By comparing the knottin sequence identity distribution with the expected model accuracy, the average model versus native structure RMSD over all knottin sequences can be esti mated between 1. 6 and 1. 7 which should be a sufficient nearly accuracy for many applications. The homology modeling procedure has also been inte grated into the protein analysis toolkit PAT accessible. The whole pro cessing for one knottin structure prediction requires one minute to one hour on this server. This processing time depends linearly on the product of the chosen maximal number of 3D templates and of the number of models generated per Modeller run. The best resulting knottin model is saved as PDB formatted data and is accessible from the PAT web session manager.
By this way, knot tin data can be further analysed by interactive data transfer to other analysis tools available in the PAT pro cessing environment. Discussion Modeling at low sequence identity can be improved by a structural analysis of template clusters Although continuous improvements in the accuracy of protein modeling techniques have been achieved over the last years, structural predictions at low sequence identity still remain difficult. In this work, we have shown that the optimal use of the structural information available from all members of the query family can lead to notable model accuracy and quality gains, even when the closest templates share less than 20% sequence iden tity with the protein query. For example, the DC4 criter ion, which was shown to improve template selection, could be directly derived from the analysis of the disul fide bridges and hydrogen bonds conservation over all knottin structures.

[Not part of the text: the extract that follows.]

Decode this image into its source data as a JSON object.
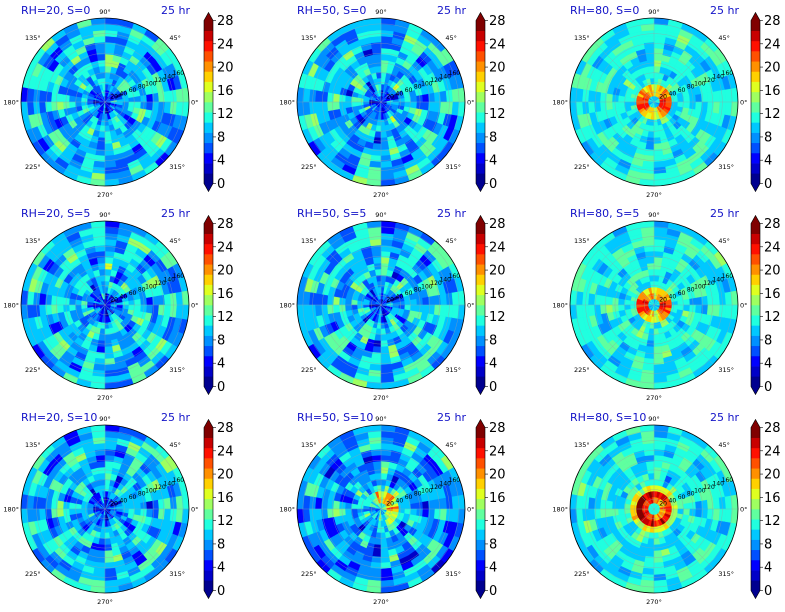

Using a hierarchical classification of all knottin structures, we could evidence a direct influ ence of the position of cysteine IV onto the main chain hydrogen bond network. Such structural information can be easily translated into a sequence constraint by adding, to the PID criterion, a penalty when template and query cysteine IV cannot be aligned. Benchmarks on our knottin test set showed that this modified DC4 criterion achieves a better template selection than PID alone. This example demonstrates that generic modeling approaches applicable to any protein are too general for optimally modeling a specific protein family because they are not able to delineate precisely the structural features conserved over related protein subsets.
Further more, in our work, the conserved hydrogen bonds derived from structure superimposition and clustering were used as restraints to force the models to conform to the 80% consensus hydrogen bonding observed over the whole knottin family or a subset of it. This is useful because not all templates satisfy the consensus hydrogen bonds, most likely because hydrogen bonds cannot always be Batimastat directly inferred from NMR data.